Gaming ist kein rechtsfreier Raum

(RH/SR). Unternehmerische Verantwortung übernehmen, bevor der Regulierer kommt. Verband der Games-Branche sagt Teilnahme ab.

Die Diskussion um Lootboxen und mögliche suchtgefährdende Aspekte gerade für Kinder und Jugendliche ist definitiv nicht neu. Aber der politische und gesellschaftliche Diskurs hat in den zurückliegenden Monaten Fahrt aufgenommen.

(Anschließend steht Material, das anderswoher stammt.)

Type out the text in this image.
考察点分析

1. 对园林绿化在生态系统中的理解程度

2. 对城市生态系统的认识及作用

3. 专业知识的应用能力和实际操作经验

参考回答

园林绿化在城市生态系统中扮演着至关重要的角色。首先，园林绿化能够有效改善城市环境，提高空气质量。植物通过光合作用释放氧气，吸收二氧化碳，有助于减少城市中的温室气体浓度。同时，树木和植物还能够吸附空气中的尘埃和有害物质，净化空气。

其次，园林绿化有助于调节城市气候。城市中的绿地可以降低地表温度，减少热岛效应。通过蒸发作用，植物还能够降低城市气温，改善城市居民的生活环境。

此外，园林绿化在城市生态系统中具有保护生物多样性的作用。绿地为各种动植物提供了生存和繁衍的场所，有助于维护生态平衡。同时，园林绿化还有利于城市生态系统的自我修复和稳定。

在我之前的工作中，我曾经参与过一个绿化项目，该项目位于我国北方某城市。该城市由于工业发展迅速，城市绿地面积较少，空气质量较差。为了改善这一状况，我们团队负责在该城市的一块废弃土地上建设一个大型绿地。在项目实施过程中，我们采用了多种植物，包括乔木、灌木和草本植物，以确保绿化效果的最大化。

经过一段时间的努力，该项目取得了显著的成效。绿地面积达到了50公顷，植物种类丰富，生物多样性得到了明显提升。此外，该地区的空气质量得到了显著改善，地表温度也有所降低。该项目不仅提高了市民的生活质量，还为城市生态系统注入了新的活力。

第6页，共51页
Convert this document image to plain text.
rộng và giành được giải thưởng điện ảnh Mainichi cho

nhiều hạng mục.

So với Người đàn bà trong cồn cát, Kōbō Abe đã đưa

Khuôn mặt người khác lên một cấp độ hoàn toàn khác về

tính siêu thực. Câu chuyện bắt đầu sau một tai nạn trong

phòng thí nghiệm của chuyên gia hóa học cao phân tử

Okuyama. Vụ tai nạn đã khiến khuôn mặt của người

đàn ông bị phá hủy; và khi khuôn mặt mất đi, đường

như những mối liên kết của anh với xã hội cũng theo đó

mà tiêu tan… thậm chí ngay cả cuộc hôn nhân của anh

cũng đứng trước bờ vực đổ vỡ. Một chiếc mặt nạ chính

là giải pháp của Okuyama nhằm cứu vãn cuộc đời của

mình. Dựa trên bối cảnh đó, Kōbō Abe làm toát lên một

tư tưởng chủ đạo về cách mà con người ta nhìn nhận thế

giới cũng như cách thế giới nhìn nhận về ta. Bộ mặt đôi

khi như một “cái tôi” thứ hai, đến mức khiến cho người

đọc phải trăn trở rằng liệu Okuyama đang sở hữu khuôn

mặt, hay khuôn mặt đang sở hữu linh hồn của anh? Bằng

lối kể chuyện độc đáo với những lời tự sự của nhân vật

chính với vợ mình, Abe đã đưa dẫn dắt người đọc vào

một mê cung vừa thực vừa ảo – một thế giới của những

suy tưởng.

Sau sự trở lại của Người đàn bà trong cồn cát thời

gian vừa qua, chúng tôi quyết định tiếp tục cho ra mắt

In einer ersten Online-Veranstaltung im September 2022 von „gluecksspielwesen.de“ machte der Medien- und Kommunikationswissenschaftler Dr. Frederik Weinert auf wesentliche Fakten des Geschäftsmodells Lootboxen in Games aufmerksam. Gaming von gestern sei heute vielfach auf Gambling ausgelegt. So stiegen, nach seinen Aussagen, die Umsätze von 2008 bis 2021 von 53 Mio. Euro auf 4,239 Milliarden Euro. Daraus schließt er auf einen Trend zur Gewinnmaximierung.

Vor diesem Hintergrund hatte „gluecksspielwesen.de“ zu einer weiteren Online-Veranstaltung unter dem Titel „Schleichender Einstieg ins Glücksspiel oder harmloser Freizeitspaß“ eingeladen. Im virtuellen Podium mit dabei waren Fabian Gramling MdB, CDU/CSU Bundestagsfraktion, Marcel Hafke MdL, Geschäftsführer der FDP-Landtagsfraktion NRW und Mitglied in der Kinderschutzkommission des Landes, Dr. Andreas Woerlein, Rechtsanwalt bei Melchers im Bereich eSport- und Glücksspielrecht und Mitbegründer des Kompetenzzentrums eSport an der Leibniz Universität Hannover und Axel Weber, verantwortlich für den Bereich Responsible Gaming bei Westlotto, dem größten Lotterieunternehmen Deutschlands. Leider musste der Europaabgeordnete René Repasi aus privaten Gründen seine Teilnahme absagen. Auch konnte kein Vertreter der USK (Unterhaltungssoftware Selbstkontrolle) aus Termingründen teilnehmen. Der Verband der deutschen Games-Branche hatte seine Teilnahme abgesagt, da eine direkte Beteiligung des Bereichs Glücksspiel im virtuellen Podium gegeben sei und „Games haben mit Glücksspiel nichts zu tun“.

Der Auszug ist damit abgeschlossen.